The market breadth improves slightly from opening but remains in favour of declines; advanced-decline ratio at 1:4. Mere 5 stocks closed in the green, while 45 in the red on the Nifty at the close. 

At the close, Wipro became the top gainer, up by almost 5 per cent, followed by Infosys up nearly 3 per cent, while IndusInd Bank, Tata Motors, ONGC, Kotak Bank and HUL dragged the market most between 3-5 per cent on Friday. 

The benchmark indices shed 3-4 per cent this week following today’s correction; while broader markets indices closed this week down 4 per cent. the majority of Nifty stocks end lower this week with Bajaj Finserv leading losses, followed by ITC after its maiden analyst day on Tuesday. 

While Wipro, Power Grid, Infosys, Tech Mahindra and Sun Pharma are the top gainers this week up 1-5 per cent. 

S Ranganathan, Head of Research at LKP securities said, “Earnings beat together with revised growth guidance by Accenture however helped the IT Index gain almost 2 per cent during the afternoon on a day when almost every other sectoral index ended deeply in the red.” 

“The Midcap & Smallcap Indices were pounded as investors stayed back today amidst a hawkish FED and rising domestic inflation data,” Ranganathan added. 

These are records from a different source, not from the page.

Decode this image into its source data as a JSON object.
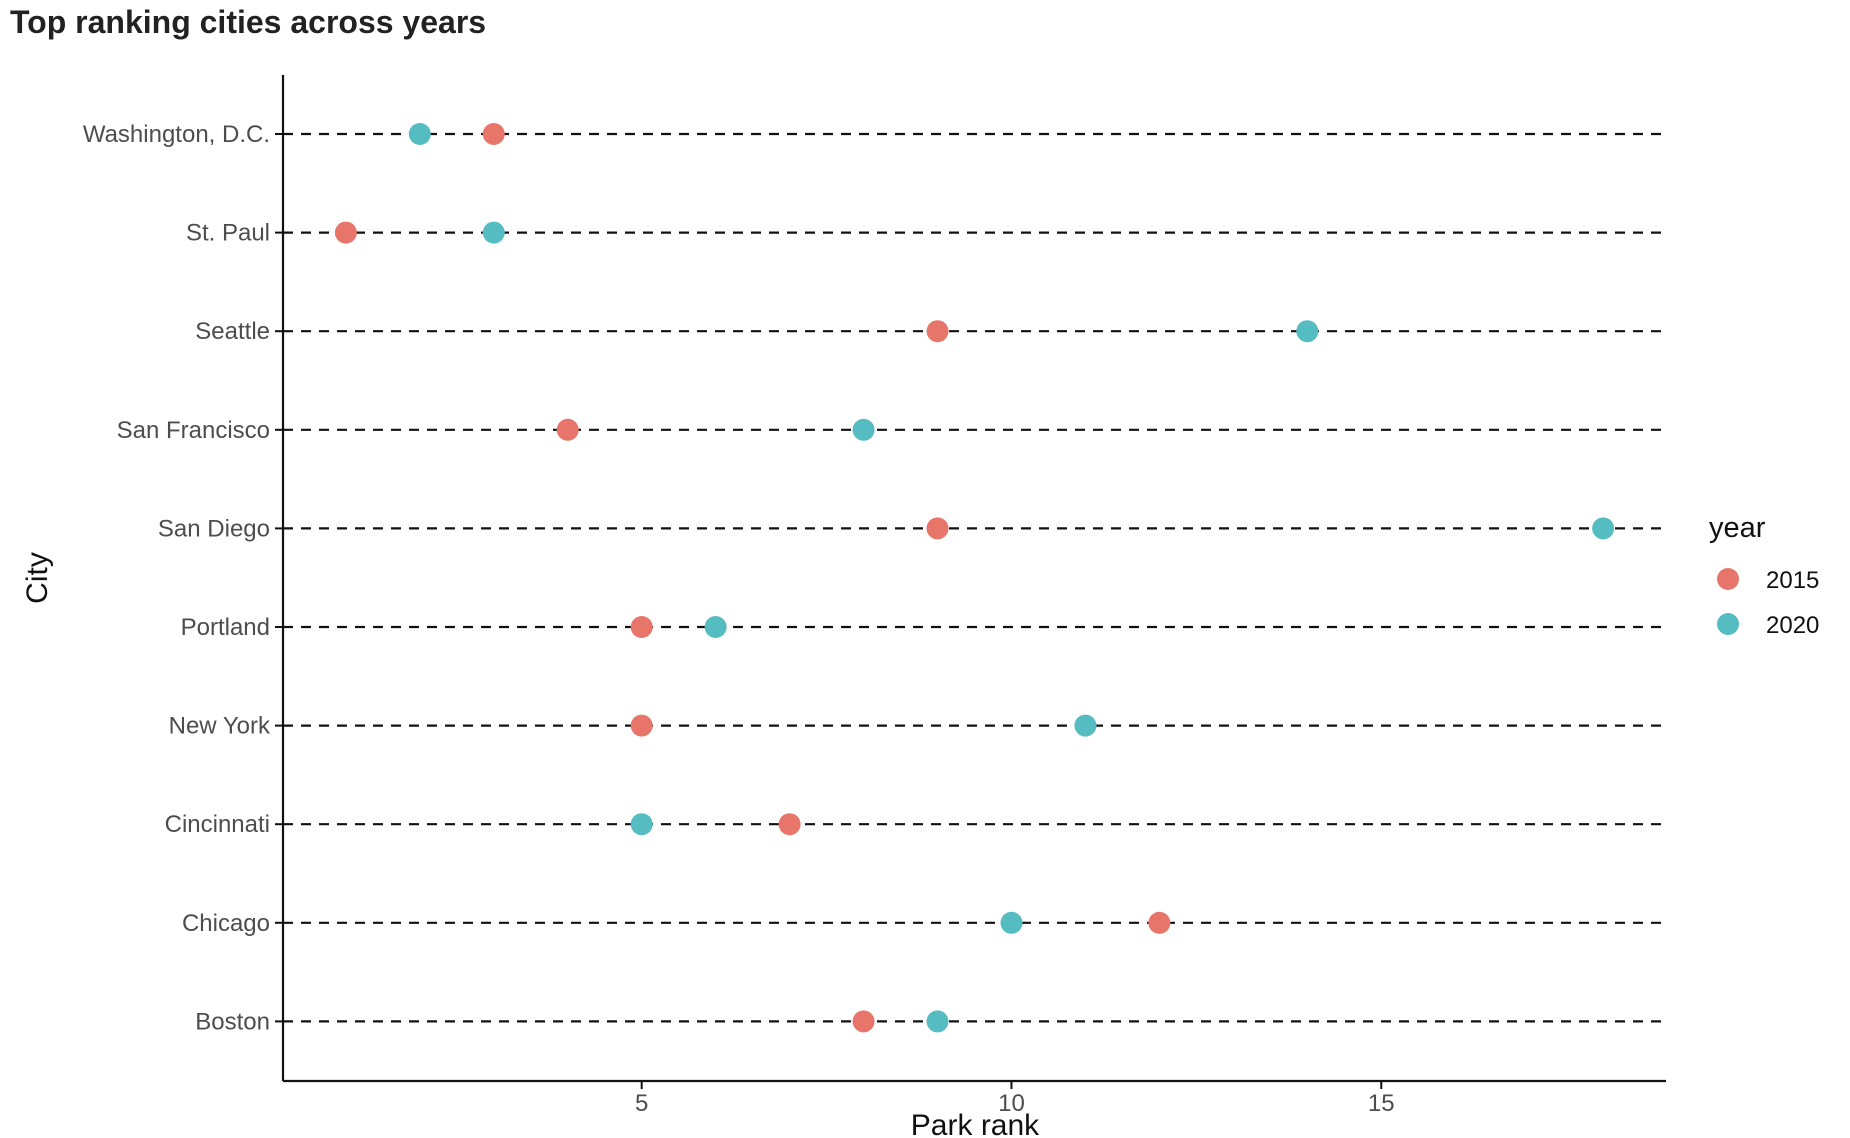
{
  "chart_data": {
    "type": "scatter",
    "title": "Top ranking cities across years",
    "xlabel": "Park rank",
    "ylabel": "City",
    "xlim": [
      0.15,
      18.85
    ],
    "x_ticks": [
      5,
      10,
      15
    ],
    "x_tick_labels": [
      "5",
      "10",
      "15"
    ],
    "categories": [
      "Washington, D.C.",
      "St. Paul",
      "Seattle",
      "San Francisco",
      "San Diego",
      "Portland",
      "New York",
      "Cincinnati",
      "Chicago",
      "Boston"
    ],
    "guide_lines": "dashed",
    "grid": false,
    "legend": {
      "title": "year",
      "placement": "right"
    },
    "series": [
      {
        "name": "2015",
        "color": "#E8756A",
        "values": [
          3,
          1,
          9,
          4,
          9,
          5,
          5,
          7,
          12,
          8
        ]
      },
      {
        "name": "2020",
        "color": "#55BCC2",
        "values": [
          2,
          3,
          14,
          8,
          18,
          6,
          11,
          5,
          10,
          9
        ]
      }
    ]
  }
}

On the technical front, the index has formed Open Bearish Marabozu Candle on a weekly chart which points out the weakness in the counter, Palak Kothari, Research Associate at Choice Broking said in post market comment on Friday. 

Kothari added that the index has given a breakdown of rising trendline as well as trading below 21&50-DMA which adds bearish momentum for the next day.  

A momentum indicator Stochastic suggested negative crossover on the daily time-frame, which confirmed a bearish move for the upcoming session, as per the analyst. 

At present, the Index has support at 16900 levels while resistance comes at 17300 levels. And, Bank Nifty has support at 35300 levels while resistance at 36600 levels, the analyst also said. 

Vinod Nair, Head of Research at Geojit Financial Services, said, “Weak global sentiments inundated domestic indices as markets are digesting the hawkish stance of major international central banks amid surging omicron cases.” 

“While the European Central Bank took a small step in rolling back the crisis-era stimulus although holding down borrowing costs next year, Bank of England surprised the markets by raising interest rates for the first time since the onset of the pandemic. Continued FII selling created tension among domestic investors. Barring IT, all sectors bled,” Nair said in his post market comment.